Three confidence tiers, surfaced inline:

  • Tier 1 — AUTO from the structural graph (architecture diagrams, hubs, modules, dependencies, API surface). Deterministic, byte-reproducible across runs, no LLM in the read path.
  • Tier 2 — LLM prose with confidence labels (operational narratives, "why" explanations). Reviewers see what's machine-fact vs LLM-prose at a glance.
  • Tier 3 — TODO templates (project goals, business context, customer-facing rollout). The team fills these in — usually 30 minutes total.
Can I customize the cover page for my client?

Yes. The render pipeline accepts vendor name, client name, project name, and commit SHA placeholders. Header / footer are templated. Enterprise tier adds logo embedding and per-customer brand sheets.

Does this replace technical writers?

No — it removes the most painful 80%. The structural sections (every architecture page that needs file:line citations, the API surface, the dependency map, the module boundaries) generate themselves. Your tech writer focuses on the 20% that genuinely benefits from a human voice — the "why" decisions, the user-facing narrative, the rollout plan. The orchestrator's TODO templates are designed to land cleanly into that 20%.

How long does the full package take to generate?

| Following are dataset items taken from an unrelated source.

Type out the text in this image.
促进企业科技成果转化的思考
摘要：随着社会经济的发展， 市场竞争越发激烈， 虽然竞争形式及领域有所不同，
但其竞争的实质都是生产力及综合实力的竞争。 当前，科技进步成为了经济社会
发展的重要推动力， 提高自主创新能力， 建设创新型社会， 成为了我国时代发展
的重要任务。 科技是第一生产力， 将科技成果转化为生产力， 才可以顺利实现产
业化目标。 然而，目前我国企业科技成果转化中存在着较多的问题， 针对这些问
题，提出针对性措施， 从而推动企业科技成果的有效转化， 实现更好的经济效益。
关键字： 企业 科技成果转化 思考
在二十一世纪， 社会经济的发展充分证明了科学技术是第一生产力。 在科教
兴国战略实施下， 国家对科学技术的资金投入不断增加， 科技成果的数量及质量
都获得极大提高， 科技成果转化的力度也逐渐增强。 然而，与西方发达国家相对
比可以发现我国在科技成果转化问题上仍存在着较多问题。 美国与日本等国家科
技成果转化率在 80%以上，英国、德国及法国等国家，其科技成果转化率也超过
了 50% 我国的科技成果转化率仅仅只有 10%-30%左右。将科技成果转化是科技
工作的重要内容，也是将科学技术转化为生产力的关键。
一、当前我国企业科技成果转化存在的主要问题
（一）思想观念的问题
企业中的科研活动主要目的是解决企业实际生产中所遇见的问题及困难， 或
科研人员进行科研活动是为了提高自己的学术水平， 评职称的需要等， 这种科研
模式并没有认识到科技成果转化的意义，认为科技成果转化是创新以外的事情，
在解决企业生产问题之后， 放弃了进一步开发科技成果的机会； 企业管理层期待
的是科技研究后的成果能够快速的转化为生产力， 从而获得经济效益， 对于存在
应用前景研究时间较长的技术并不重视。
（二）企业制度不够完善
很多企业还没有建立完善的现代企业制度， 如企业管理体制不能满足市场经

5-15 minutes for a small-to-medium repo (under 250k LOC). Initial ingest dominates the time budget; the orchestration phases are sub-second per section. Re-runs after a code change are typically 1-3 minutes thanks to content-hash skip — only the changed files re-ingest, the rest of the graph is reused.

Which agents/IDEs work?

Any MCP-compatible client. Confirmed: Claude Code, Cursor, Cline, Aider, Continue, Zed. The skill is installed at ~/.claude/skills/argos-corporate-delivery/SKILL.md (Claude Code's global skills layout) — Cursor and the rest pick it up via their own skill registries. Run argosbrain init --install-skills after install to lay them down.